Recent research from the University of California reveals a promising avenue for alleviating depression: heat therapy.
The study, involving 20,000 participants across 106 countries, found a correlation between depression and elevated body temperatures.
This suggests that utilizing heat therapy may be more efficacious in managing depression compared to cold exposure.
Participants in the study wore devices measuring their body temperatures while self-reporting depression symptoms over seven months.
The findings indicate that subjecting the body to heat stress could assist in regulating core temperature for extended periods, thereby potentially reducing depression symptoms.
Contrast therapy, which involves alternating between hot and cold conditions, has shown benefits for overall health.
Cold exposure can enhance glucose metabolism, insulin sensitivity, and the release of neurotransmitters like dopamine and norepinephrine, which can uplift mood and energy levels.
Jane Witt, the UK’s inaugural Thermalist instructor at Saltwater Sauna on Sandbanks beach in Poole Dorset, underscores the significance of these findings.
“This research is ground-breaking in a number of ways. The study shows that when people recover from their depression regardless of how they got better — their temperature tends to regularise (ref).
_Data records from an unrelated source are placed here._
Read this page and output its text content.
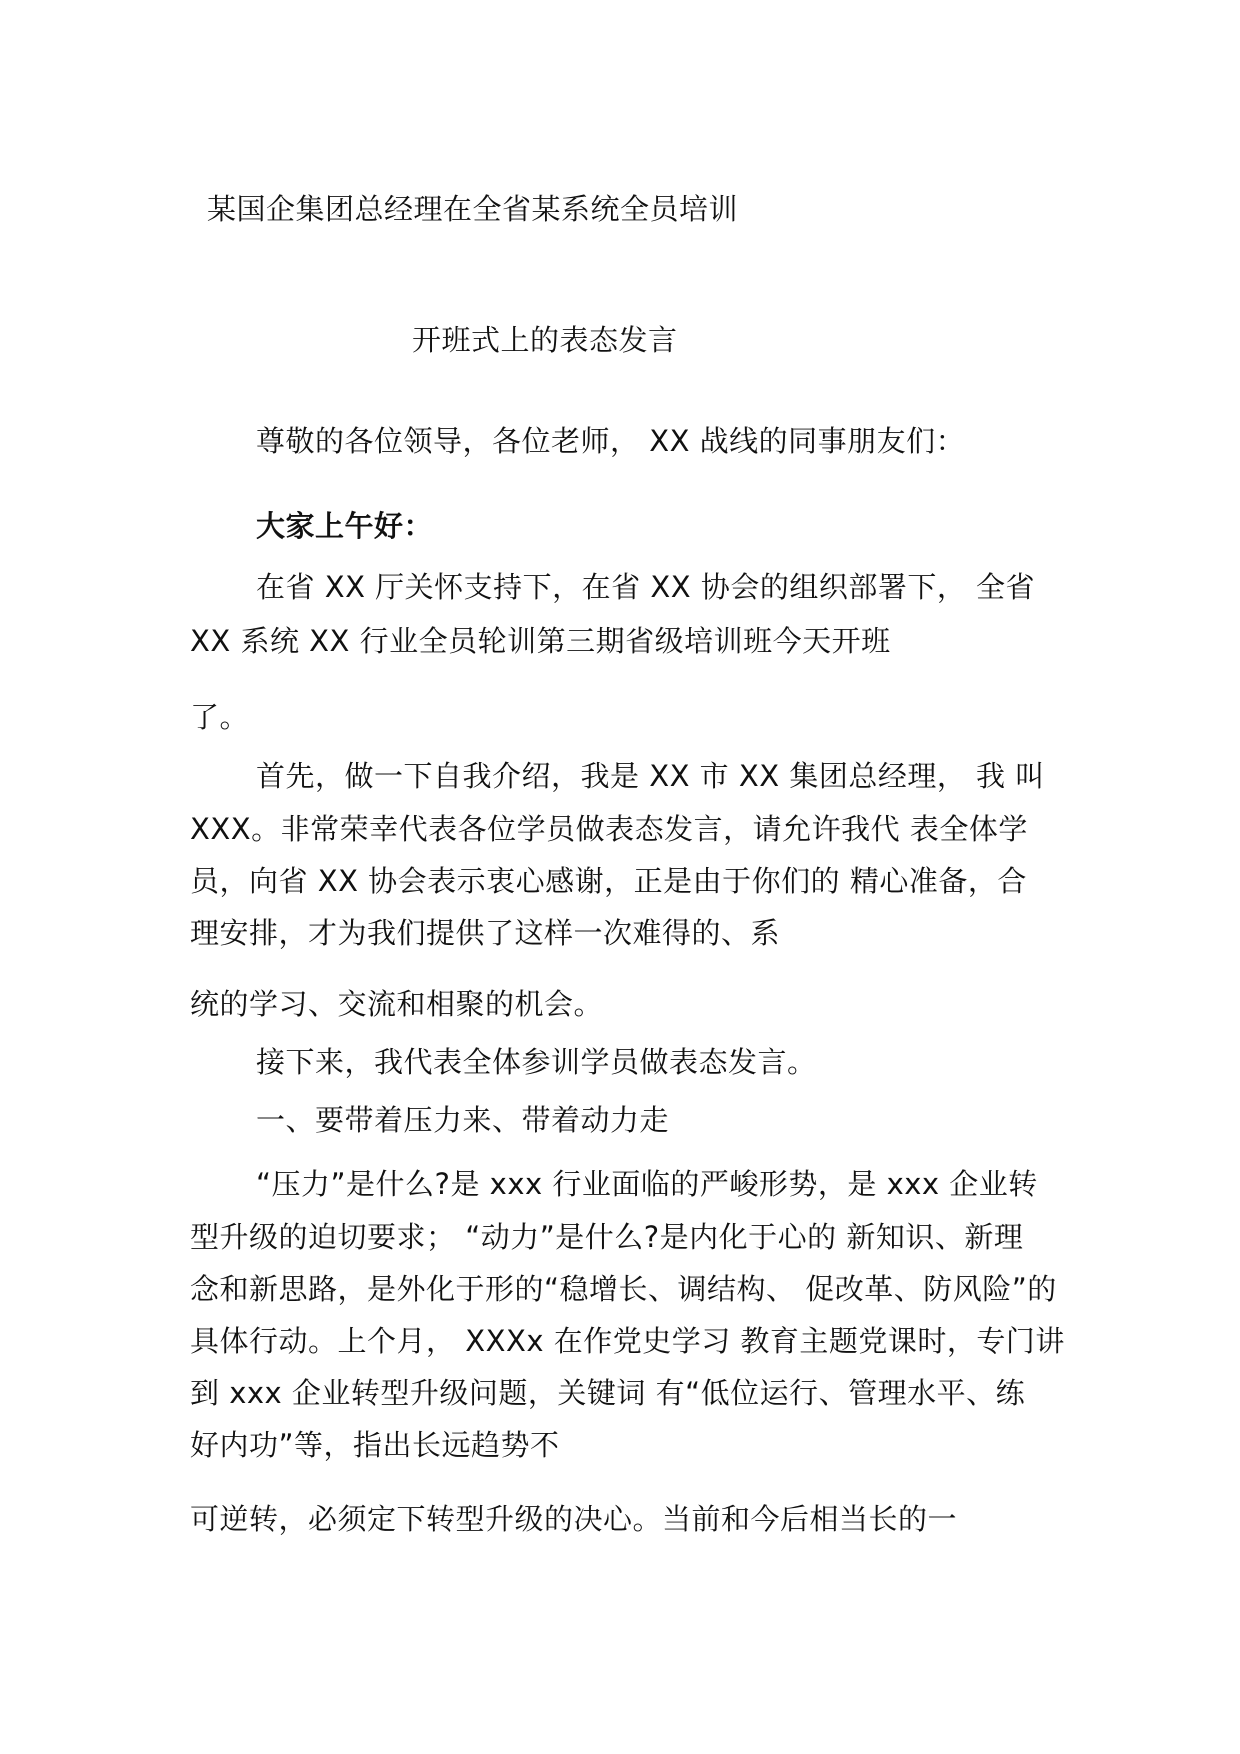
某国企集团总经理在全省某系统全员培训
开班式上的表态发言
尊敬的各位领导，各位老师， XX 战线的同事朋友们：
大家上午好：
在省 XX 厅关怀支持下，在省 XX 协会的组织部署下， 全省
XX 系统 XX 行业全员轮训第三期省级培训班今天开班
了。
首先，做一下自我介绍，我是 XX 市 XX 集团总经理， 我 叫
XXX。非常荣幸代表各位学员做表态发言，请允许我代 表全体学
员，向省 XX 协会表示衷心感谢，正是由于你们的 精心准备，合
理安排，才为我们提供了这样一次难得的、系
统的学习、交流和相聚的机会。
接下来，我代表全体参训学员做表态发言。
一、要带着压力来、带着动力走
“压力”是什么?是 xxx 行业面临的严峻形势，是 xxx 企业转
型升级的迫切要求； “动力”是什么?是内化于心的 新知识、新理
念和新思路，是外化于形的“稳增长、调结构、 促改革、防风险”的
具体行动。上个月， XXXx 在作党史学习 教育主题党课时，专门讲
到 xxx 企业转型升级问题，关键词 有“低位运行、管理水平、练
好内功”等，指出长远趋势不
可逆转，必须定下转型升级的决心。当前和今后相当长的一
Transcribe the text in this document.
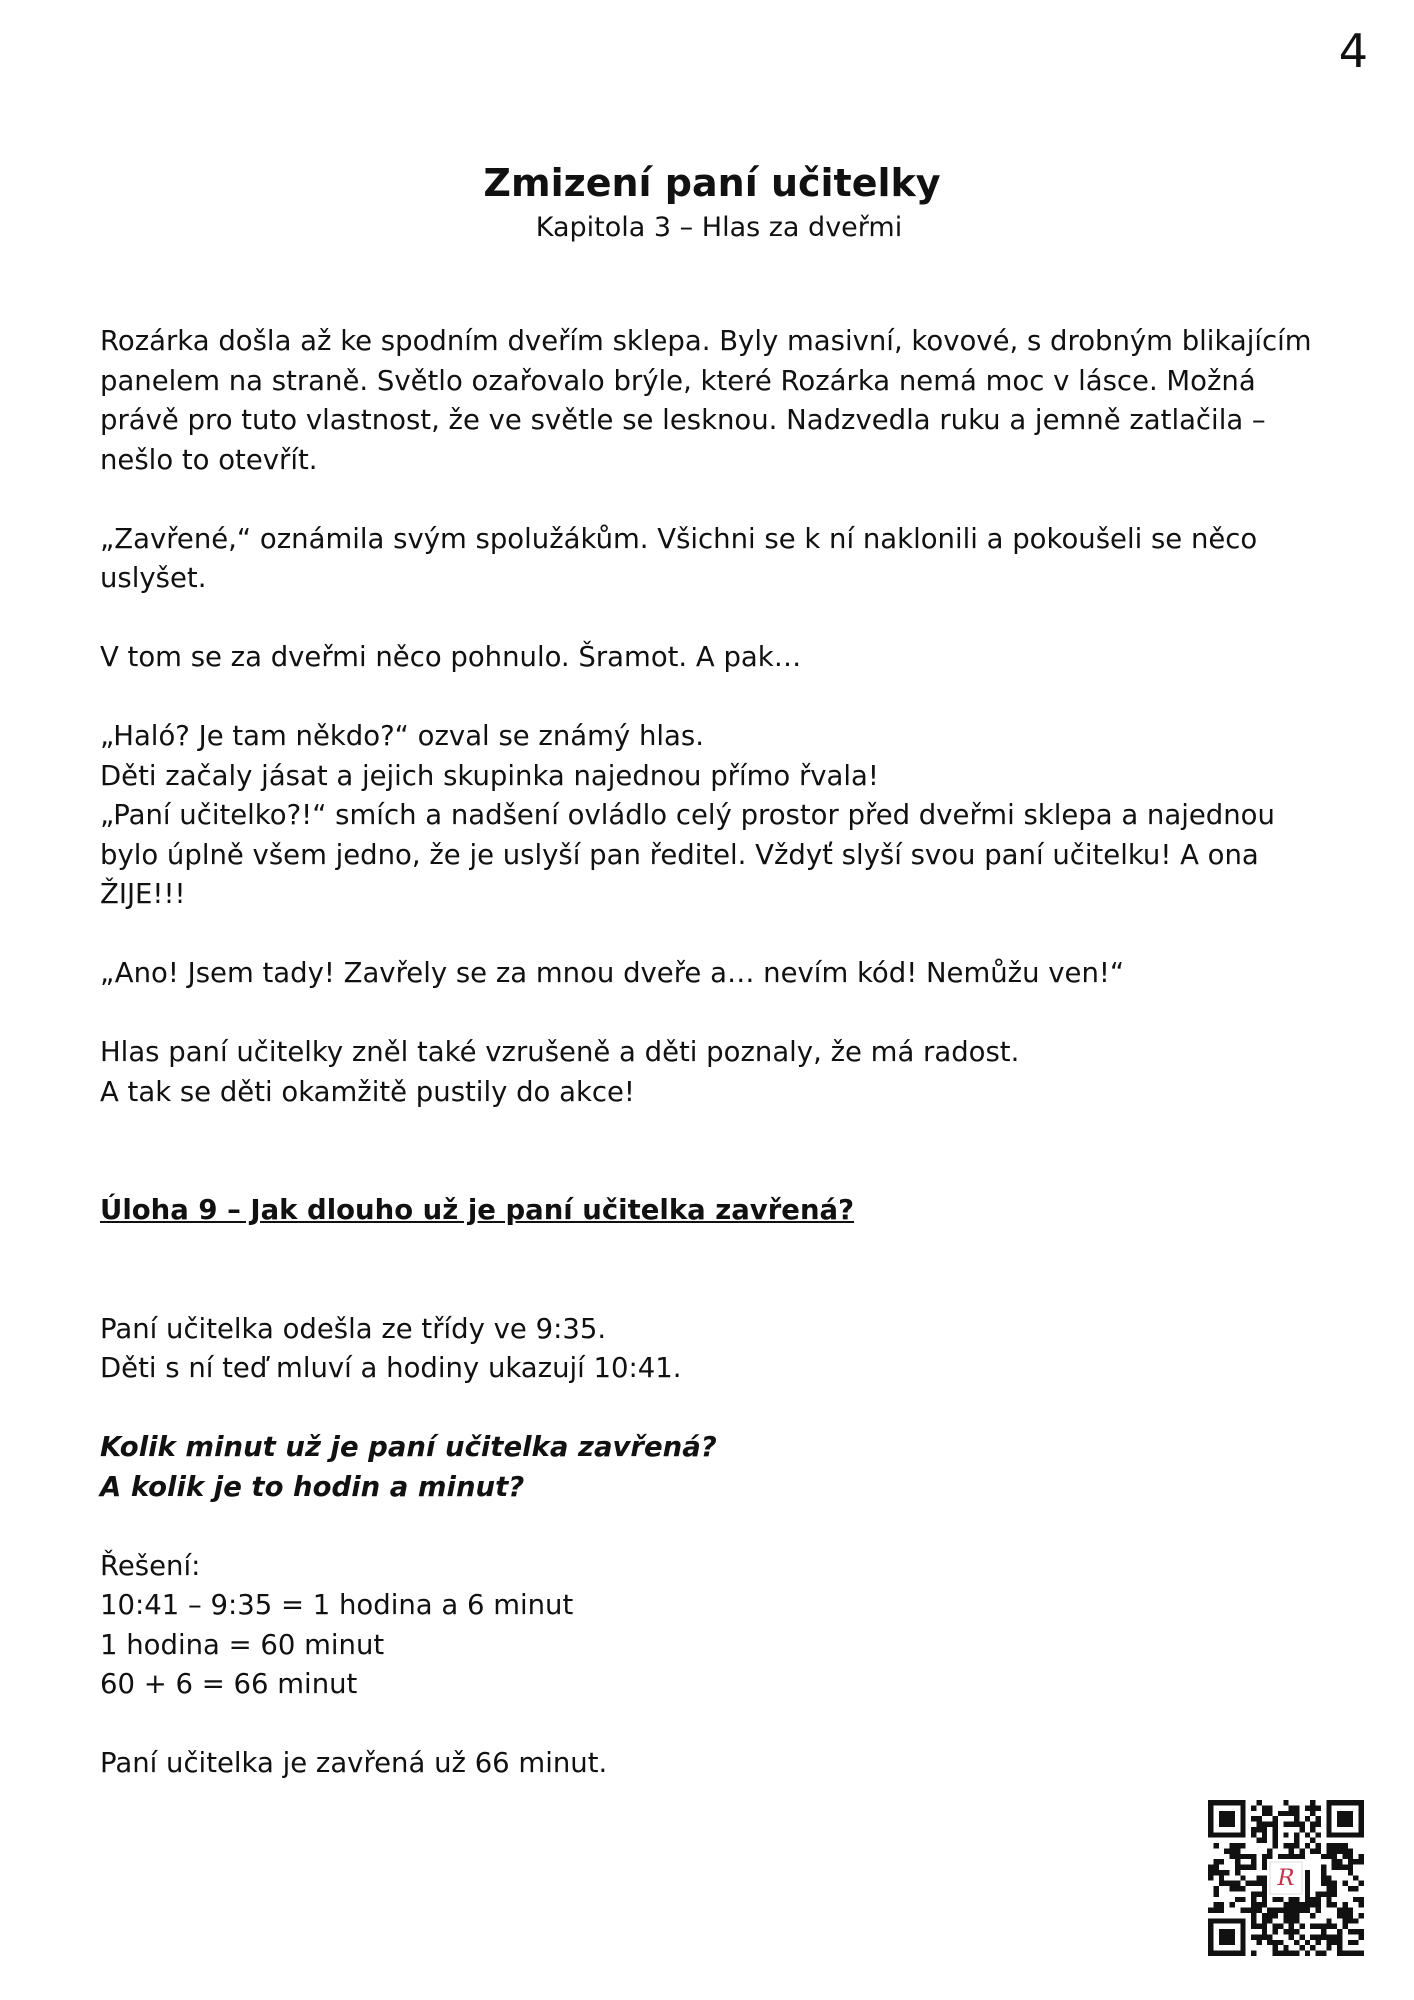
4

Zmizení paní učitelky

Kapitola 3 – Hlas za dveřmi

Rozárka došla až ke spodním dveřím sklepa. Byly masivní, kovové, s drobným blikajícím panelem na straně. Světlo ozařovalo brýle, které Rozárka nemá moc v lásce. Možná právě pro tuto vlastnost, že ve světle se lesknou. Nadzvedla ruku a jemně zatlačila – nešlo to otevřít.

„Zavřené,“ oznámila svým spolužákům. Všichni se k ní naklonili a pokoušeli se něco uslyšet.

V tom se za dveřmi něco pohnulo. Šramot. A pak…

„Haló? Je tam někdo?“ ozval se známý hlas.

Děti začaly jásat a jejich skupinka najednou přímo řvala!

„Paní učitelko?!“ smích a nadšení ovládlo celý prostor před dveřmi sklepa a najednou bylo úplně všem jedno, že je uslyší pan ředitel. Vždyť slyší svou paní učitelku! A ona ŽIJE!!!

„Ano! Jsem tady! Zavřely se za mnou dveře a… nevím kód! Nemůžu ven!“

Hlas paní učitelky zněl také vzrušeně a děti poznaly, že má radost.

A tak se děti okamžitě pustily do akce!

Úloha 9 – Jak dlouho už je paní učitelka zavřená?

Paní učitelka odešla ze třídy ve 9:35.

Děti s ní teď mluví a hodiny ukazují 10:41.

Kolik minut už je paní učitelka zavřená?

A kolik je to hodin a minut?

Řešení:

10:41 – 9:35 = 1 hodina a 6 minut

1 hodina = 60 minut

60 + 6 = 66 minut

Paní učitelka je zavřená už 66 minut.

R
“Ironically, by putting the body under heat stress, the body modulates its core temperature better and stays lower for longer than through an ice bath”.
“The results I see through my work continue to amaze me. The potential of natural Nordic contrast therapy is limitless”.
“In this country we are just catching on to what the Scandinavians have known for years.”
Depression affects approximately 5% of the global population, a figure that has surged amid the Covid pandemic, according to the World Health Organization.
As research sheds light on innovative approaches like heat therapy, there is renewed hope for those grappling with this pervasive mental health condition.